Wrong. The proof of concept was the part they displayed in the screenshot when Xbox green-lighted and granted them the 5 million in the first place. They liked what they saw and they wanted the development team to finish it. The team asked for more money in order to do this, Microsoft felt that they already had enough money, so the whole thing was blown up. What would the point of Microsoft asking for a single player campaign, more fleshed out multiplayer, and gameplay footage for E3, all for a "proof of concept"? No, they had already passed that point in development.
Second it doesn't mater what the graphics look like you still have to pay programmers to make the game. You still need artists and voice actors. You still need writers and engineers, producers, directors, etc
Of course but that doesn't mean it takes 5 million dollars to do it, or even 500k for that matter.
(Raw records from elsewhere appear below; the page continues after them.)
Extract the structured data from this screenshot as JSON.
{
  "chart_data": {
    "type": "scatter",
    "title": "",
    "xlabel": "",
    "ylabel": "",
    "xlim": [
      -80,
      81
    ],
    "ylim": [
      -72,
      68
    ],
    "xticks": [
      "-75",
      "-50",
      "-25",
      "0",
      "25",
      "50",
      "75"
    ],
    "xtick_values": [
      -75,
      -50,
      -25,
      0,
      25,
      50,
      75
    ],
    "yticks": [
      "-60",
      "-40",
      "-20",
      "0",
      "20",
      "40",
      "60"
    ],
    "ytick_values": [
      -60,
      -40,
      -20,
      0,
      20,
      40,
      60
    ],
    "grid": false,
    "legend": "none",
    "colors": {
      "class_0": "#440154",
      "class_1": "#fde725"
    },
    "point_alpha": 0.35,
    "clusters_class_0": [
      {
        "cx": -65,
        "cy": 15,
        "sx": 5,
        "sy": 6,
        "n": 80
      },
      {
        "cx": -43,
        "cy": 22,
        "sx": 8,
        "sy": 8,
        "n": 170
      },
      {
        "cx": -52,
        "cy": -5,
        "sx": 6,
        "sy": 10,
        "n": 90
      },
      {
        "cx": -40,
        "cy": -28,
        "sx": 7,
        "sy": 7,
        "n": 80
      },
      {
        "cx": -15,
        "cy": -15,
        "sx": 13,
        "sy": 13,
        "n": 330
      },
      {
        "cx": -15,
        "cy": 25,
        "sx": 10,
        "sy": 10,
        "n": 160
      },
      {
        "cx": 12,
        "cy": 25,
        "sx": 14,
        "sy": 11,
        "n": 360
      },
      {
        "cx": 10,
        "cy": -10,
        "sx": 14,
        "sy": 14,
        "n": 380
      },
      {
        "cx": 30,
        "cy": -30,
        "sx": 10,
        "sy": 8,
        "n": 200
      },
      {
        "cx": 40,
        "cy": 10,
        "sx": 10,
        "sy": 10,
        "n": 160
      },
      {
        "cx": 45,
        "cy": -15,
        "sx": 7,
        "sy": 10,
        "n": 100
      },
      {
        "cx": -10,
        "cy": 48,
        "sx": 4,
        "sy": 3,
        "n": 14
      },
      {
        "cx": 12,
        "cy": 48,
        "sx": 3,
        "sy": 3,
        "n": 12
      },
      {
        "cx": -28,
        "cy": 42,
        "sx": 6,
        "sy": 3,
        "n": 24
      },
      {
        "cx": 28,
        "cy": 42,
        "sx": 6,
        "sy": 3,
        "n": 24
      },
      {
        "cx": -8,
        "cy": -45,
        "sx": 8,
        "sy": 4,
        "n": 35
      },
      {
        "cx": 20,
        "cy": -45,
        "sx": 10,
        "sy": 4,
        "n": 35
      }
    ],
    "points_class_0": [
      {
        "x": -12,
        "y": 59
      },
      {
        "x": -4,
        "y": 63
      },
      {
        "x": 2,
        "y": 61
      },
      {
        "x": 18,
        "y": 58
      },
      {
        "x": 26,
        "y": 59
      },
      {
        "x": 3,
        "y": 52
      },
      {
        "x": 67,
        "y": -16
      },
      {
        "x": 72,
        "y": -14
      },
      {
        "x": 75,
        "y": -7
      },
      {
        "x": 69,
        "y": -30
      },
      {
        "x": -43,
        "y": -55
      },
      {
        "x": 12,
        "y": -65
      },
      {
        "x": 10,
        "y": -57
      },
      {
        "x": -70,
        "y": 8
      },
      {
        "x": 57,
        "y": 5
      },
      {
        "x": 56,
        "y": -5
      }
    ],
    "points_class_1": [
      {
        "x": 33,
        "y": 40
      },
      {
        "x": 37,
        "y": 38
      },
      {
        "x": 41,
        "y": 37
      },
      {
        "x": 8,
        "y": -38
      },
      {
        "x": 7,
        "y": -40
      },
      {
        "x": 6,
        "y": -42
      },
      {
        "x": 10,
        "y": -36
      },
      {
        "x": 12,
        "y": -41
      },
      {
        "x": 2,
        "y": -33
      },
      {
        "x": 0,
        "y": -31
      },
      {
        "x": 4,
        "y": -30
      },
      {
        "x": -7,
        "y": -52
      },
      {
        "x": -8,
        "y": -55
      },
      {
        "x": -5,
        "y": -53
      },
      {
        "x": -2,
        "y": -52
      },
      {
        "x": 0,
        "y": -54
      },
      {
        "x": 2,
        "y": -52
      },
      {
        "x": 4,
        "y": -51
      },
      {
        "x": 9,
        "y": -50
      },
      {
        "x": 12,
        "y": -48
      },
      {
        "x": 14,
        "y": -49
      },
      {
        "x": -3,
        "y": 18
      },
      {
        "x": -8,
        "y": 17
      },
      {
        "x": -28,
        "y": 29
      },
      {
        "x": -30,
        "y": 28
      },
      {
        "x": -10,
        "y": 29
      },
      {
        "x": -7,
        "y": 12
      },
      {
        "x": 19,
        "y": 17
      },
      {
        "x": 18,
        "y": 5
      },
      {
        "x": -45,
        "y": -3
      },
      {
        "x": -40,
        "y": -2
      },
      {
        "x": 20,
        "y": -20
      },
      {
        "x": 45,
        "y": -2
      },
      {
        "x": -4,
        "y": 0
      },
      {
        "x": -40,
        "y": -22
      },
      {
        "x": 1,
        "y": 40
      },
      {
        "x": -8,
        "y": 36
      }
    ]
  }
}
Dust: An Elysian Tale had all that and was done with a 40k from Microsoft plus extra in-house.
Lets make a hypothetical scenario. You are making an "indie" game.
Let's not, because this is the part where I start laughing. I know plenty about this subject.
Each of these jobs pulls in six figures.
LOL, no they don't.
Again, Dust: An Elysian Tale had great voice acting. The entire game budget was less than 100k. Probably half that.
And no I'm not arguing that DAET is on the level of this game as far as what's going into it, but I'm making a point that it can be done and the internet tends to go overboard with their obsession with high numbers and stat stuffing.
So for one year working on the game your budget is at the very least 400,000.
No it wouldn't be.
And that's without even talking about purchasing equipment or Paying for office space, testers, researchers, community managers, ect.
Which costs millions right? LOL
Then you have to talk about licensing fees. Most games use engines or other technology that you have to pay money in order to use.
A lot of them are free now. Taking a hit on the backend doesn't mean anything because it's based according to the success of the product. That's not an issue.
Then in order to sell the game you have to pay each platform holder a fee in order to out the game on that platform. Its said it costs 6 figures just to launch on each perspective platform.
No it varies, depending on said platform, who you know, and networking skills in general.
5 mill is cheap for any game in 2015
An indie game? Definitely not.
More work and degree of difficulty went into Shadowrun and that kickstarter was 1 million. That Baldur's wannabe game won 1-2 million kickstarter and was marketed and critically acclaimed everywhere (granted it's PC only but my point still stands). More work and degree of difficulty was put into that game also. The idea that this 2.5 D game somehow has double the budget of those previously mentioned, and compares to AAA budgets, is laughable.